3: Guy Hocqenghem: The Screwball Asses

“First published anonymously in Félix Guattari’s Recherches in the notorious 1973 issue on homosexuality (seized and destroyed by the French government), The Screwball Asses remains a dramatic treatise on erotic desire. In this classic underground text, queer theorist and post-’68 provocateur Guy Hocquenghem takes on the militant delusions of the gay liberation movement. Hocquenghem, founder and leader of the Front Homosexuel d’Action Revolutionnaire, vivisects not only the stifled mores of bourgeois capitalism but the phallocratic concessions of so-called homophiles, and, ultimately, the very act of speaking desire (and non-desire). Rejecting any “pure theory” of homosexuality that claims its “otherness” as a morphology of revolution, he contends that the ruling classes have invented homosexuality as a sexual ghetto, splitting and mutilating desire in the process. It is only when non-desire and the desire of desire are enacted simultaneously through speech and body that homosexuality can finally be sublimated under the true act of “making love.” There are thousands of sexes on earth, according to Hocquenghem, but only one sexual desire.
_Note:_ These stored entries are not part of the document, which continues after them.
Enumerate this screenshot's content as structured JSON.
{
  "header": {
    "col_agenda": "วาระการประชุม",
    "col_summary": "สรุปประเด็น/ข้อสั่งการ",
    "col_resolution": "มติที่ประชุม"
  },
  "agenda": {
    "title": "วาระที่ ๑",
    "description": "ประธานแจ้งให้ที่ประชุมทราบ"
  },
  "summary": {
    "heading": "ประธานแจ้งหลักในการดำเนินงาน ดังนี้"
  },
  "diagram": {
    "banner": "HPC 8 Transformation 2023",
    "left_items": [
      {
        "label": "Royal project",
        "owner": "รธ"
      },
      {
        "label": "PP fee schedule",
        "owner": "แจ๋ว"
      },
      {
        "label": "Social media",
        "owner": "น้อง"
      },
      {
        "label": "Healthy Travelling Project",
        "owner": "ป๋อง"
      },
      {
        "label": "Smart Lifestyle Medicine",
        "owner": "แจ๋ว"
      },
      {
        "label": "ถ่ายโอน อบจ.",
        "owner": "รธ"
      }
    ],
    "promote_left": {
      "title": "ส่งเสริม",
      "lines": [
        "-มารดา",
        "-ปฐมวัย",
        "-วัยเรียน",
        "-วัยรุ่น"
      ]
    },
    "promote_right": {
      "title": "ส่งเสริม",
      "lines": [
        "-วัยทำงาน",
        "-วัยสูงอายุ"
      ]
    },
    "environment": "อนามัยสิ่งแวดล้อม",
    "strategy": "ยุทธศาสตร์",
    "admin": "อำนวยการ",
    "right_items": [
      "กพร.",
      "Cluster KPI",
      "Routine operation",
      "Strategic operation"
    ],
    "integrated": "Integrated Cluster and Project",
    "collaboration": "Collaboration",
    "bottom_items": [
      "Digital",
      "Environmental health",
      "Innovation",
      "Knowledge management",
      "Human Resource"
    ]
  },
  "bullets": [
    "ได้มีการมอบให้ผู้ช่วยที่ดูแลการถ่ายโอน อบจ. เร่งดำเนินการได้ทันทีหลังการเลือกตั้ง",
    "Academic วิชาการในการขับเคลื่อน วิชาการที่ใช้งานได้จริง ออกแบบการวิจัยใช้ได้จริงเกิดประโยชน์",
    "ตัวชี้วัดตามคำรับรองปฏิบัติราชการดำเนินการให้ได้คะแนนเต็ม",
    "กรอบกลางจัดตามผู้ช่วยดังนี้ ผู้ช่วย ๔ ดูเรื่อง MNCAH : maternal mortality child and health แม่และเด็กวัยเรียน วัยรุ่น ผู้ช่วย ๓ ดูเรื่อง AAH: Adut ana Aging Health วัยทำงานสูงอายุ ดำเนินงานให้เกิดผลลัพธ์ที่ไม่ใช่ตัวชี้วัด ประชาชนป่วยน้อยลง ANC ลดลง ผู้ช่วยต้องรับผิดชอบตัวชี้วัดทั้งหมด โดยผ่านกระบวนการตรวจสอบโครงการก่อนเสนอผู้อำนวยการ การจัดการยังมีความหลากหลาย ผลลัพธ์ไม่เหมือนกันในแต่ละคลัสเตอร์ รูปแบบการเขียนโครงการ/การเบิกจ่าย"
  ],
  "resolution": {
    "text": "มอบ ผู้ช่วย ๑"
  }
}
Available in English for the first time, The Screwball Asses is a revelatory disquisition, earning Hocquenghem his rightful place among the minoritarian elite of Gilles Deleuze, Jean Genet, and Tony Duvert.”

4: Gerald Raunig: A Thousand Machines

“In this “concise philosophy of the machine,” Gerald Raunig provides a historical and critical backdrop to a concept proposed forty years ago by the French philosophers Félix Guattari and Gilles Deleuze: the machine, not as a technical device and apparatus, but as a social composition and concatenation. This conception of the machine as an arrangement of technical, bodily, intellectual, and social components subverts the opposition between man and machine, organism and mechanism, individual and community. Drawing from an unusual range of films, literature, and performance—from the role of bicycles in Flann O’Brien’s fiction to Vittorio de Sica’s Neorealist film The Bicycle Thieves, and from Karl Marx’s “Fragment on Machines” to the deus ex machina of Greek drama—Raunig arrives at an enhanced conception of the machine as a social movement, finding its most apt and concrete manifestation in the Euromayday movement, which since 2001 has become a transnational activist and discursive practice focused upon the precarious nature of labor and lives.”

5: Tiqqun: Introduction to Civil War

“Society no longer exists, at least in the sense of a differentiated whole. There is only a tangle of norms and mechanisms through which THEY hold together the scattered tatters of the global biopolitical fabric, through which THEY prevent its violent disintegration. Empire is the administrator of this desolation, the supreme manager of a process of listless implosion.”
—from Introduction to Civil War

“Society is not in crisis, society is at an end. The things we used to take for granted have all been vaporized. Politics was one of these things, a Greek invention that condenses around an equation: to hold a position means to take sides, and to take sides means to unleash civil war. Civil war, position, sides—these were all one word in the Greek: stasis. If the history of the modern state in all its forms—absolute, liberal, welfare—has been the continuous attempt to ward off this stasis, the great novelty of contemporary imperial power is its embrace of civil war as a technique of governance and disorder as a means of maintaining control. Where the modern state was founded on the institution of the law and its constellation of divisions, exclusions, and repressions, imperial power has replaced them with a network of norms and apparatuses that conspire in the production of the biopolitical citizens of Empire.

In their first book available in English, Tiqqun explores the possibility of a new practice of communism, finding a foundation for an ontology of the common in the politics of friendship and the free play of forms-of-life. They see the ruins of society as the ideal setting for the construction of the community to come. In other words: the situation is excellent. Now is not the time to lose courage.”